I was surprised by one aspect of Perl’s autovivification a few weeks ago, and I’m surprised it’s taken over 20 years for me to run into it.

I’m used to autovivification being a handy thing when working with, for example, hashes of arrayrefs. Here I’m using autovivification to create hash entries in %users_by_category whenever a new one is added.

my %users_by_category;
for my $user ( @users ) {
    my $category = categorize($user);

    push @{$users_by_category{$category}}, $user;
}

This saves from having to do the tedious equivalent:

if ( not exists $users_by_category{$category} ) {
    $users_by_category{$category} = [];
}
push $users_by_category{$category}, $user;

Autovivification doesn’t work just because you dereference an undef value. For example:

my $x;
my $n = scalar @{$x};

Can't use an undefined value as an ARRAY reference at ...

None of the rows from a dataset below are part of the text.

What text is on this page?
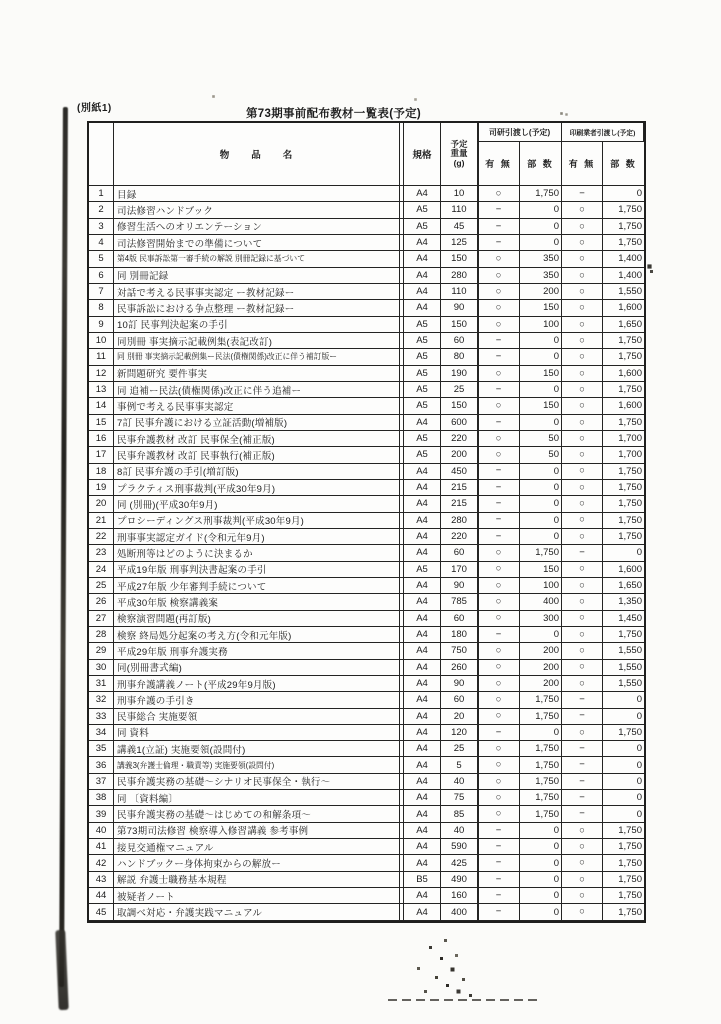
(別紙1)	第73期事前配布教材一覧表(予定)
物　　品　　名	規格
予定
重量
(g)
司研引渡し(予定)	印刷業者引渡し(予定)
有 無	部 数	有 無	部 数
1	目録	A4	10	○	1,750	−	0
2	司法修習ハンドブック	A5	110	−	0	○	1,750
3	修習生活へのオリエンテーション	A5	45	−	0	○	1,750
4	司法修習開始までの準備について	A4	125	−	0	○	1,750
5	第4版 民事訴訟第一審手続の解説 別冊記録に基づいて	A4	150	○	350	○	1,400
6	同 別冊記録	A4	280	○	350	○	1,400
7	対話で考える民事事実認定 ー教材記録ー	A4	110	○	200	○	1,550
8	民事訴訟における争点整理 ー教材記録ー	A4	90	○	150	○	1,600
9	10訂 民事判決起案の手引	A5	150	○	100	○	1,650
10	同別冊 事実摘示記載例集(表記改訂)	A5	60	−	0	○	1,750
11	同 別冊 事実摘示記載例集ー民法(債権関係)改正に伴う補訂版ー	A5	80	−	0	○	1,750
12	新問題研究 要件事実	A5	190	○	150	○	1,600
13	同 追補ー民法(債権関係)改正に伴う追補ー	A5	25	−	0	○	1,750
14	事例で考える民事事実認定	A5	150	○	150	○	1,600
15	7訂 民事弁護における立証活動(増補版)	A4	600	−	0	○	1,750
16	民事弁護教材 改訂 民事保全(補正版)	A5	220	○	50	○	1,700
17	民事弁護教材 改訂 民事執行(補正版)	A5	200	○	50	○	1,700
18	8訂 民事弁護の手引(増訂版)	A4	450	−	0	○	1,750
19	プラクティス刑事裁判(平成30年9月)	A4	215	−	0	○	1,750
20	同 (別冊)(平成30年9月)	A4	215	−	0	○	1,750
21	プロシーディングス刑事裁判(平成30年9月)	A4	280	−	0	○	1,750
22	刑事事実認定ガイド(令和元年9月)	A4	220	−	0	○	1,750
23	処断刑等はどのように決まるか	A4	60	○	1,750	−	0
24	平成19年版 刑事判決書起案の手引	A5	170	○	150	○	1,600
25	平成27年版 少年審判手続について	A4	90	○	100	○	1,650
26	平成30年版 検察講義案	A4	785	○	400	○	1,350
27	検察演習問題(再訂版)	A4	60	○	300	○	1,450
28	検察 終局処分起案の考え方(令和元年版)	A4	180	−	0	○	1,750
29	平成29年版 刑事弁護実務	A4	750	○	200	○	1,550
30	同(別冊書式編)	A4	260	○	200	○	1,550
31	刑事弁護講義ノート(平成29年9月版)	A4	90	○	200	○	1,550
32	刑事弁護の手引き	A4	60	○	1,750	−	0
33	民事総合 実施要領	A4	20	○	1,750	−	0
34	同 資料	A4	120	−	0	○	1,750
35	講義1(立証) 実施要領(設問付)	A4	25	○	1,750	−	0
36	講義3(弁護士倫理・職責等) 実施要領(設問付)	A4	5	○	1,750	−	0
37	民事弁護実務の基礎～シナリオ民事保全・執行～	A4	40	○	1,750	−	0
38	同 〔資料編〕	A4	75	○	1,750	−	0
39	民事弁護実務の基礎～はじめての和解条項～	A4	85	○	1,750	−	0
40	第73期司法修習 検察導入修習講義 参考事例	A4	40	−	0	○	1,750
41	接見交通権マニュアル	A4	590	−	0	○	1,750
42	ハンドブックー身体拘束からの解放ー	A4	425	−	0	○	1,750
43	解説 弁護士職務基本規程	B5	490	−	0	○	1,750
44	被疑者ノート	A4	160	−	0	○	1,750
45	取調べ対応・弁護実践マニュアル	A4	400	−	0	○	1,750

The push in the first example works because using @{$users_by_category{$category}} in a push makes it an “lvalue”, meaning it’s a value that can appear on the left side of an assignment operator, or something that can be assigned to.

What surprised me is that map, grep, for and function calls are all lvalue context.

They’re lvalues because in all those cases, the value of the array being passed can be modified. It makes perfect sense when I thought about it, but I’d never run into it.

Here’s an example with grep:

my $x;
grep {1} @{$x};
say "x is $x";

x is ARRAY(0x1e29fc8)

Or even just a regular function call:

sub foo {}
my $x;
foo(@{$x});
say "x is $x";

x is ARRAY(0x1059fc8)

To help protect against autovivification in your code when you’re not expecting it, you can look at the autovivification pragma available on CPAN.

Thanks to Leon Timmermans and Paul Evans for their input.